Maryland and DC also allege an independent basis for standing: “proprietary and other financial injuries.” Simply put, they own businesses, some of which are subject to corrupted, corrupting competition against the President’s own properties, which have been turned by Trump into emolument vortexes (both foreign and domestic).
These claims do not allege competitive injury in vague and non-specific terms. To the contrary, they are impressively detailed. Consider DC’s allegations:
The District owns the Walter E. Washington Convention Center. The Washington Convention and Sports Authority (also known as Events DC), is an instrumentality of the government of the District of Columbia. Events DC operates event and conference venues in the District, including the Walter E. Washington Convention Center, D.C. Armory, and Carnegie Library ….
The District, through Events DC, serves the diplomatic community and foreign and state governments by providing services that compete with those owned or controlled by the defendant or the Trump Organization.
In fiscal year 2016, Events DC generated over $30 million in revenue from building rental and ancillary charges. A portion of Events DC’s revenue is based on demand for the Convention Center, D.C. Armory, and Carnegie Library.
[DC then identifies several prior examples of foreign embassy business at the Carnegie Library]
The defendant, his family, and other members of the defendant’s administration have continued to promote his hotel properties, such as by making multiple appearances at those properties, including in connection with official business.
Since the defendant’s inauguration, foreign governments (including the Embassy of Kuwait and the Kingdom of Saudi Arabia) have held events at the hotel, and public officials have stated that, since the defendant was elected president, they are more likely to pay for goods and services at the defendant’s properties in an attempt to curry favor with him.
The defendant’s receipt or acceptance of presents or emoluments through the Trump International Hotel Washington, D.C. and other properties owned or controlled by the defendant or the Trump Organization has resulted in a competitive injury to the Walter E. Washington Convention Center, D.C. Armory, and Carnegie Library
The District’s interest is further injured by the loss of the economic value of its brands in comparison to defendant’s brand, as foreign and state governments and their agents and instrumentalities favor his businesses for reasons related to the defendant’s receipt or acceptance of presents or emoluments.

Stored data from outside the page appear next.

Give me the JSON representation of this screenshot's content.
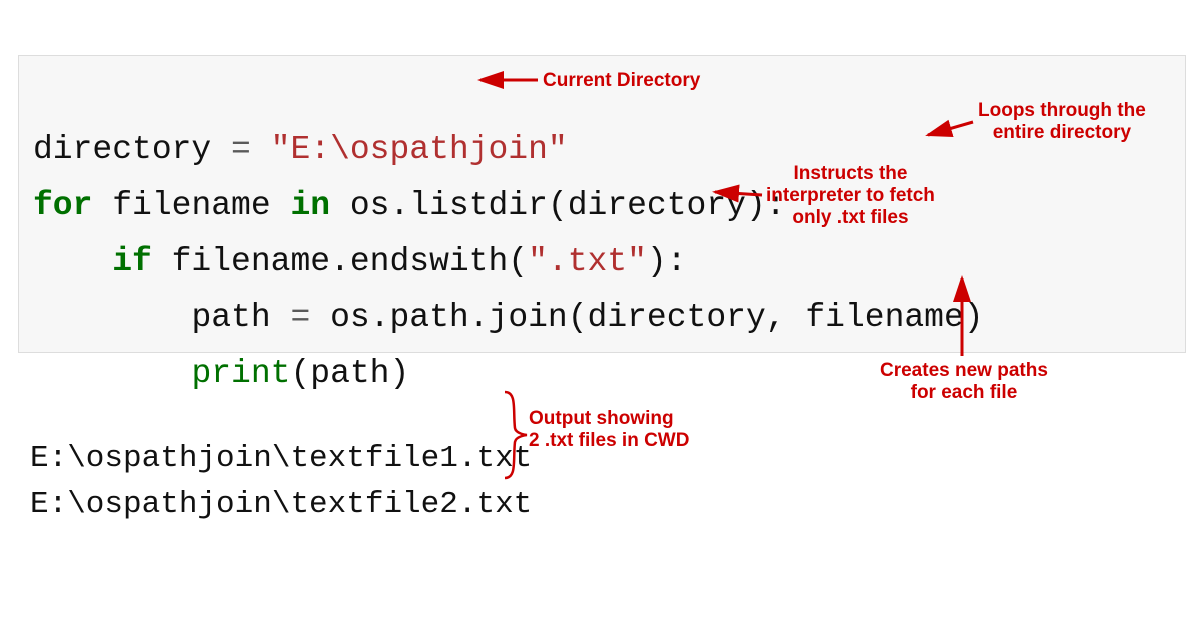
{
  "code": {
    "l1": {
      "var": "directory",
      "eq": " = ",
      "str": "\"E:\\ospathjoin\""
    },
    "l2": {
      "kw_for": "for",
      "s1": " filename ",
      "kw_in": "in",
      "s2": " os.listdir(directory):"
    },
    "l3": {
      "indent": "    ",
      "kw_if": "if",
      "s1": " filename.endswith(",
      "str": "\".txt\"",
      "s2": "):"
    },
    "l4": {
      "indent": "        ",
      "s1": "path ",
      "eq": "=",
      "s2": " os.path.join(directory, filename)"
    },
    "l5": {
      "indent": "        ",
      "builtin": "print",
      "s1": "(path)"
    }
  },
  "output": {
    "l1": "E:\\ospathjoin\\textfile1.txt",
    "l2": "E:\\ospathjoin\\textfile2.txt"
  },
  "annotations": {
    "current_dir": "Current Directory",
    "loops": "Loops through the\nentire directory",
    "instructs": "Instructs the\ninterpreter to fetch\nonly .txt files",
    "creates": "Creates new paths\nfor each file",
    "output_note": "Output showing\n2 .txt files in CWD"
  },
  "colors": {
    "annotation": "#cc0000",
    "code_bg": "#f7f7f7",
    "keyword": "#007000",
    "string": "#b03030"
  }
}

This kind of competitor injury is firmly established in Supreme Court jurisprudence as a recognized basis for Article III standing. It provides a distinct basis for Maryland and DC—as proprietors—to have their claims against Trump heard on the merits.
The President is violating the Emoluments Clauses by insistently maintaining his ownership interest in a global business empire. This selfish conduct—which benefits Trump personally, while conferring no conceivable benefit on the United States or its citizens—has enveloped Trump in an aura of lawlessness. The Constitution was built to endure in extraordinary times. These are such times. And as a result of lawsuits like the one filed by Maryland and DC, the Constitution will win out. Soon, the President will be held accountable at law for blurring his loyalty to this great nation, and will be forced to cease receiving illegal emoluments. That day cannot come soon enough.
Disclaimer: Larry has consulted with Maryland and DC about this litigation, and is counsel in the CREW case. Joshua, in turn, has worked very closely with lawyers involved in both the CREW and Maryland/DC cases.